Another morning of tentatively getting out of bed and trying not to fall. My left leg; knee, hamstring, calf just want to buckle in pain with me. It takes some stretching to get moving to the bathroom. This has been going on for a while in silence. It was my plan not to give air to the pain, and perhaps it would eventually go away. A foolish notion, I know. But, the idea of an ironman is a foolish notion to begin with, and what is one more foolish notion? This was not meant for me and I can accept that. I think I have been preparing for that acceptance for several weeks now: with every painful planting of my foot.

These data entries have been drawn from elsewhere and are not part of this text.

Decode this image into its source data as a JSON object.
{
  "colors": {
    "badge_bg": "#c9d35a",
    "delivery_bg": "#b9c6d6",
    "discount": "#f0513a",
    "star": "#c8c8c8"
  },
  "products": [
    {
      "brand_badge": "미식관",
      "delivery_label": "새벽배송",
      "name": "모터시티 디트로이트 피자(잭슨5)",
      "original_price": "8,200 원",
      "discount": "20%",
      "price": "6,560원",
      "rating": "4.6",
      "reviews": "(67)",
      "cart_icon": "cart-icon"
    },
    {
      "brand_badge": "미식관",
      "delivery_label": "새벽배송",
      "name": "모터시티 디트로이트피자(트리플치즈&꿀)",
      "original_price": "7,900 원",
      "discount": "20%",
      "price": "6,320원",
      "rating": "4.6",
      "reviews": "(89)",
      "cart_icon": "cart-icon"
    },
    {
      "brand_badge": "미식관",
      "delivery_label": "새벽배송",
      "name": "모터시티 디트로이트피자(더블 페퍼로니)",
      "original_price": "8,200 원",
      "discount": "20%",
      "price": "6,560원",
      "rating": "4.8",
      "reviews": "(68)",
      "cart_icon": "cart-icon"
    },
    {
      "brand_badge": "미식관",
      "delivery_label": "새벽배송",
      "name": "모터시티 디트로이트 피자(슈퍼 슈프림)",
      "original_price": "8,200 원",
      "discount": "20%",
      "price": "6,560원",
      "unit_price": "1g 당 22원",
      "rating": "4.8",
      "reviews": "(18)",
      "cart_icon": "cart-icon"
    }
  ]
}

Plus, the last minute bike course situation has only ushered that acceptance along; made it easier. Speaking only for myself, there is something lost, when this close to race day, there is only silence as to what the bike course will be or whether there will be an event at all. There has always been something special about ironman, an aura to it, a wrongly given status of semi-holy. For me, ironman came crashing to earth: feet of clay like everything else except God Himself. I put ironman in the clouds; on a pedestal. Now it is resting on the same turf we all walk upon; where I should have placed it all along.

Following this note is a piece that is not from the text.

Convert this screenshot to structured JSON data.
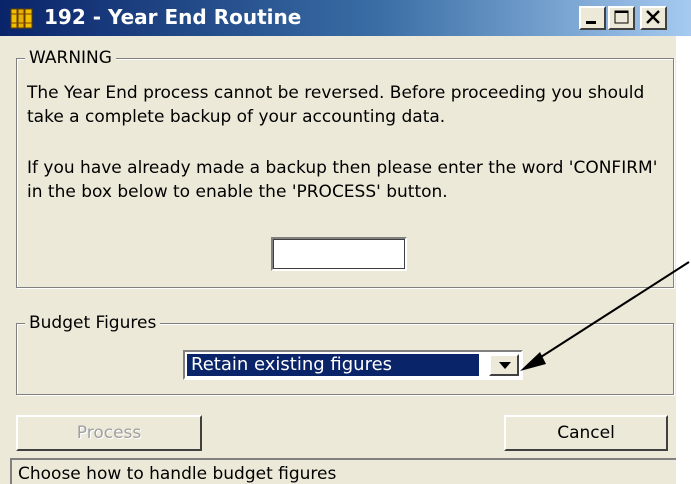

But, even without that revelation, I cannot finish that ironman without seriously, perhaps permanently, injuring myself. That is a fact. So I have to face down both the revelation of ironman reality and the reality of my own physical limitations. This ironman is over for me, regardless, but I don't regret a thing. I poured the training on after medications I was taking almost got my ironman back around Christmas. There is a peace knowing I gave it my best and gave this one to God, but He starting closing doors. That's OK. "Nevertheless, not my will by Thine be done." Now to getting healed and enjoying the prospect of the next adventure with myself that God might put me into.